The debate over health care reform too often comes down to a shorthand of insuring the uninsured. But even having an insurance policy isn’t the same as being able to get health care. Karen Tumulty, a health reporter for Time, tells us what happened to her brother when kidney failure struck — a maze of debt and rejection that threatened his life, even though he thought he’d had insurance for six years. The story is full of reasons why private insurance companies can’t be allowed to dictate national health policy.
The first is that insurance companies will push policies with very high deductibles to make their policies look cheap. The statistics tell us that high deductibles mean people delay care, almost as if they were uninsured. Here’s the human face, from Tumulty’s story abut her 54-year-old brother:
Looking back over the past three years, my older brother Patrick now understands the meaning of his increasingly frequent bouts of fatigue, his fluctuating appetite and the fact that his blood pressure had crept up to 150/90. But Pat had always put off going to the doctor until he had to. Having bought health insurance that carried a $2,500 deductible, he knew he would have to pay for a checkup himself. That is no small consideration for someone who makes $9 an hour, as my brother did in his job as an administrative assistant for a lighting firm in San Antonio. He also struggles with Asperger’s syndrome, a disorder sometimes described as high-functioning autism. Pat can multiply three-digit numbers in his head with ease, but he has trouble accepting the unfamiliar and adjusting to the unforeseen.

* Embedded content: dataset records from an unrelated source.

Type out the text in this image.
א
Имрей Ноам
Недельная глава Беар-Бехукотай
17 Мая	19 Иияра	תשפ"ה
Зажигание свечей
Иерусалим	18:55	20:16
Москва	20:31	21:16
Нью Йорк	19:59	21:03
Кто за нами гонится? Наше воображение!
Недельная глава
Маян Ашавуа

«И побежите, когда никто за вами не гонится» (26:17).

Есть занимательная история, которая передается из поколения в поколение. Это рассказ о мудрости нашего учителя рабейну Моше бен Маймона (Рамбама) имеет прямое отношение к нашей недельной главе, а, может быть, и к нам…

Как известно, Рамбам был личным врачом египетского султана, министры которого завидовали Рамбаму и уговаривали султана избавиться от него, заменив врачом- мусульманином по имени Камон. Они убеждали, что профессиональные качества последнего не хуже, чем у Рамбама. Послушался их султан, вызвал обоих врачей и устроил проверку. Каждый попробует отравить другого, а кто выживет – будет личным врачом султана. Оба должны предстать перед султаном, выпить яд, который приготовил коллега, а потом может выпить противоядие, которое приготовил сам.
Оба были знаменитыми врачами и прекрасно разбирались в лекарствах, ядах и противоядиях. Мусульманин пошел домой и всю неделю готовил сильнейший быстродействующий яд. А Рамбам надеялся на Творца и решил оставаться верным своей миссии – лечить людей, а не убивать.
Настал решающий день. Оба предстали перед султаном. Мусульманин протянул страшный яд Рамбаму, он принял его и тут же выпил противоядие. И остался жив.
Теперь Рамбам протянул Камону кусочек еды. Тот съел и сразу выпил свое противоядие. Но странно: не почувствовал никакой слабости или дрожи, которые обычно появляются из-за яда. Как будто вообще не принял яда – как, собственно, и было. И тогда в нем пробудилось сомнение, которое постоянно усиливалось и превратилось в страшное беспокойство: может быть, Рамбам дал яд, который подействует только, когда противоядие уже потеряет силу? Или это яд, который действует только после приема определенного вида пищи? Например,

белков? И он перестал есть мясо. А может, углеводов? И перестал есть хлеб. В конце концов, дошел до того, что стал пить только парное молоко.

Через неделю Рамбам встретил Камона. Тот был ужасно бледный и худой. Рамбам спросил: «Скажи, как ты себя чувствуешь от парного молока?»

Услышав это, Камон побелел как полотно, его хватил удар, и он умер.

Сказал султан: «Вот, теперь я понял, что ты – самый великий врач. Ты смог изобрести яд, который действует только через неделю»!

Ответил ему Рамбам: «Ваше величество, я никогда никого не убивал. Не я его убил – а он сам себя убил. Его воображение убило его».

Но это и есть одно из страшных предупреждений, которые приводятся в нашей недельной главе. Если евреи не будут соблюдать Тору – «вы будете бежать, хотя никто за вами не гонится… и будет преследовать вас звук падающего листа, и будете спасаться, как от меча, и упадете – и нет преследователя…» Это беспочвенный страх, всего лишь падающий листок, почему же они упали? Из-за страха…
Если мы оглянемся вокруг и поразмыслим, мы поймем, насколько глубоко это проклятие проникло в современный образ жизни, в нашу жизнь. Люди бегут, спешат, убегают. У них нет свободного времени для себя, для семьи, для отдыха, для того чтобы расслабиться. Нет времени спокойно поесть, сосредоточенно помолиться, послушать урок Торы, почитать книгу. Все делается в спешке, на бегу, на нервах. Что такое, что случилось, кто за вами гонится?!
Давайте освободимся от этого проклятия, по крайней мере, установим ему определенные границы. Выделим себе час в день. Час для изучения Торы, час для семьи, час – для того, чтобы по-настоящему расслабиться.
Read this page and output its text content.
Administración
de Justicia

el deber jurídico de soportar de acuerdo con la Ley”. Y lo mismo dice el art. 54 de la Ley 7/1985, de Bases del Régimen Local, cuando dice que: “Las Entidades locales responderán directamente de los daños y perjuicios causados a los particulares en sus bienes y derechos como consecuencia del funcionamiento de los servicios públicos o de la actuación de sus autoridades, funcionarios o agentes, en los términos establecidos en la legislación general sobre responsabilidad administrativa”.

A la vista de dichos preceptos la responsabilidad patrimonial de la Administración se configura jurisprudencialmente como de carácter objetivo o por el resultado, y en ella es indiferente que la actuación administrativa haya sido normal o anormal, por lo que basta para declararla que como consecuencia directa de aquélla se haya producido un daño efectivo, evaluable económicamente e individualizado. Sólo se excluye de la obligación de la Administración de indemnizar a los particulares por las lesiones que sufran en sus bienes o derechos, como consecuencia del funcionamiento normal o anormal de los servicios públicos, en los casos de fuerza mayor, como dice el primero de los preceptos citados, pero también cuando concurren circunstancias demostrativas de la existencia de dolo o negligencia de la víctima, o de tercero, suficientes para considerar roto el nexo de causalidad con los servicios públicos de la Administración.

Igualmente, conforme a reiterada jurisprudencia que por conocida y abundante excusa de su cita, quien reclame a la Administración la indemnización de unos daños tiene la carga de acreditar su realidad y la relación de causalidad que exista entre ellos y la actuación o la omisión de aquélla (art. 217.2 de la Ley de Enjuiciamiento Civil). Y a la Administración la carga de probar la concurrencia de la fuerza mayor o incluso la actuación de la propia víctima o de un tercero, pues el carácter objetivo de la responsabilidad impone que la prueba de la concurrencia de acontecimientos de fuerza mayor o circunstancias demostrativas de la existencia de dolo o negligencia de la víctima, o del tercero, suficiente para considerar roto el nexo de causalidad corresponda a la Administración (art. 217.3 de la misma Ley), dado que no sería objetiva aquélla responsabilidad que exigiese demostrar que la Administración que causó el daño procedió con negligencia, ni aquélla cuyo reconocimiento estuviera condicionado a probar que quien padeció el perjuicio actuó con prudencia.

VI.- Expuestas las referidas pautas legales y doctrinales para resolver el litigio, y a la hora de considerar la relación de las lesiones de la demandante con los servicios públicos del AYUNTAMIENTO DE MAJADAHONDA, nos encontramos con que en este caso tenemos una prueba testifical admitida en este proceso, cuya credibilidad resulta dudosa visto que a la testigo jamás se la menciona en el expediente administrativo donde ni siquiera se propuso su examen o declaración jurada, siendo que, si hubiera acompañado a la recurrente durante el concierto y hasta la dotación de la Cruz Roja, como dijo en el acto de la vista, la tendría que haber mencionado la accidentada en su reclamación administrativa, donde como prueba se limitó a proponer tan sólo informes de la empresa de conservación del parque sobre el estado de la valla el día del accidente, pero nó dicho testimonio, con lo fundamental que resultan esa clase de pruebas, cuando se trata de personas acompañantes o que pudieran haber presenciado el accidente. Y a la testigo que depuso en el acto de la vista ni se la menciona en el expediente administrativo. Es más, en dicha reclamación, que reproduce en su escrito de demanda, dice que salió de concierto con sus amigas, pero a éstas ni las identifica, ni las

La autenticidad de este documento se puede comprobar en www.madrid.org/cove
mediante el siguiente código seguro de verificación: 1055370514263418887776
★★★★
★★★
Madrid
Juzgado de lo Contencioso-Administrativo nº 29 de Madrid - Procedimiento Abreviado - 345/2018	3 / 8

The unforeseen was exactly what turned up when Pat went in for a physical on Nov. 30, 2007, his first in five years. The doctor found high levels of blood and protein in his urine, results that were confirmed in another round of tests in December. Soon after that, Pat discovered that his urine had turned brown and foamy. In the middle of all this, he was laid off from his job … Finally, last July my brother’s doctor insisted that he see a specialist, who quickly ordered a biopsy. That’s when Pat, who is now 54, learned that his kidneys were failing.
At least, thought Tumulty, he’s insured. Just for getting a diagnosis, Pat had been billed $14,000.

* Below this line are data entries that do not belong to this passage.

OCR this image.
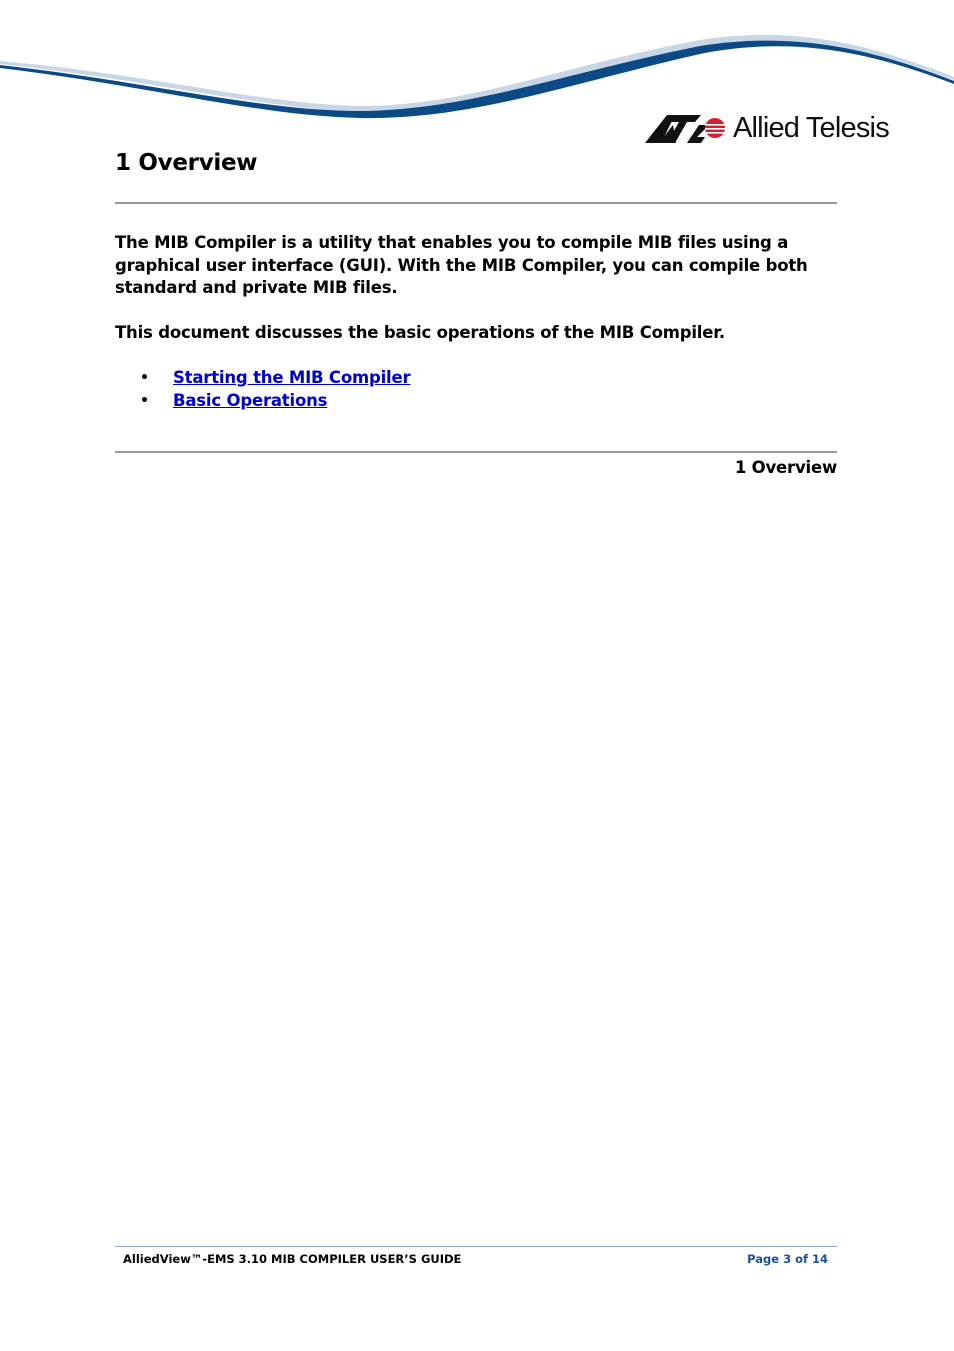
Allied Telesis
1 Overview

The MIB Compiler is a utility that enables you to compile MIB files using a graphical user interface (GUI). With the MIB Compiler, you can compile both standard and private MIB files.

This document discusses the basic operations of the MIB Compiler.

•	Starting the MIB Compiler
•	Basic Operations
1 Overview
AlliedView™-EMS 3.10 MIB COMPILER USER’S GUIDE	Page 3 of 14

Pat had been faithfully paying premiums to Assurant Health, buying a series of six-month medical policies, one after the other, always hoping he would soon find a job that would include health coverage. Until that happened, "unexpected illnesses and accidents happen every day, and the resulting medical bills can be disastrous," Assurant’s website warned. "Safeguard your financial future with Short Term Medical temporary insurance. It provides the peace of mind and health care access you need at a price you can afford."
But there was a loophole:
Pat’s decision to save some money by buying short-term insurance was a big mistake, says Karen Pollitz, project director of Georgetown University’s Health Policy Institute and a leading expert on the individual-insurance market. "These short-term policies are a joke," she says. "Nobody should ever buy them. It is false security that is being sold. It’s junk."

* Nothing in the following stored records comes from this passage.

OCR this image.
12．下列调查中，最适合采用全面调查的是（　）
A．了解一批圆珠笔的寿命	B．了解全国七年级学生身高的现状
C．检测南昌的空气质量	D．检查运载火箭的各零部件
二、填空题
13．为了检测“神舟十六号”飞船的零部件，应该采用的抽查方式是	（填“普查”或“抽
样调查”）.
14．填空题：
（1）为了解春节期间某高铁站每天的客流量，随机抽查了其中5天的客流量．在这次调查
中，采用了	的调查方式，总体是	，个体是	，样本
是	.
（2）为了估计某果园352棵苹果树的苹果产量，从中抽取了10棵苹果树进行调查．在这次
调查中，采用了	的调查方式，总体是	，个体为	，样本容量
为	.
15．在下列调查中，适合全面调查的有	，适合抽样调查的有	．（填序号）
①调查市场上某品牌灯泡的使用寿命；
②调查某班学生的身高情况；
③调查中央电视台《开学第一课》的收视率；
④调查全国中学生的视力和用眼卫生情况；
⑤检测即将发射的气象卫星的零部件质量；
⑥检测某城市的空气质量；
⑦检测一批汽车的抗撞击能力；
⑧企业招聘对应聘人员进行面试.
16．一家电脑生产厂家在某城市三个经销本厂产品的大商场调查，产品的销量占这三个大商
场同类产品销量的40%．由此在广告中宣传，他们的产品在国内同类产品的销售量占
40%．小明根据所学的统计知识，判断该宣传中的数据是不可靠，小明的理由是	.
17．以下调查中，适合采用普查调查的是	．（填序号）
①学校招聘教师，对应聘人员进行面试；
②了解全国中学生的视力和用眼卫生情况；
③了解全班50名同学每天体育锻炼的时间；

That’s because diagnosing and treating an illness may not fall neatly into six-month increments. While Pat had been continuously covered since 2002 by the same company, Assurant Health, each successive policy treated him as a brand-new customer. In looking back over Pat’s medical records, the company noticed test results from December, eight months earlier. Though Pat’s doctors didn’t determine the precise cause of the problem until the following July, his kidney disease was nonetheless judged a "pre-existing condition" – meaning his insurance wouldn’t cover it, since he was now under a different six-month policy from the one he had when he got those first tests.
And of course, the insurance salesmen had never mentioned this to Pat, even as he steadily paid his premiums for six years. And of course, no one at the insurance company went back and looked at his medical records until he submitted one expensive claim and might actually cost them money. This isn’t just a practice of some rogue company: Blue Cross and other companies in California illegally cancelled thousands of policies through such "post-claims review" of medical records.
The medical system also showed itself at its worst, as Pat was billed at five or six time the discounted insurance rate for tests, medications, radiology.
Pat’s great luck was having Karen for a sister. Her years of expertise with health care policy made her able to stitch together free or sliding-scale care to keep Pat in drug treatment and off dialysis for a while. Ultimately, she made the insurance company pay up by filing a protest through the state–and identifying herself as a journalist. I wonder if an average Joe would have the same luck, without the threat of shame and exposure to hold over the bad corporation’s head.
If the insurance company hadn’t found an excuse to deny payment altogether, you can also be sure it would have used delay and other kinds of denial to its advantage, perhaps by classifying his expensive kidney drug as "experimental."
This is the problem the U.S. faces if it lets the insurance industry be a "partner" in health reform, with every American forced to buy their products. The insurers are already demanding that Americans not be offered even an option to join Medicare, because it would make an "unlevel playing field" in which a "public option" like Medicare would outcompete the private insurers on both cost and satisfaction. But that’s precisely why we should want to open Medicare to all. Make insurance companies reform or die.
It’s not like insurance companies show any mercy to their custormers, like Pat. Without competition from a public plan, they’ll keep creating new loopholes that deny care, foster inefficiency and keep shareholders happy at any cost to national health.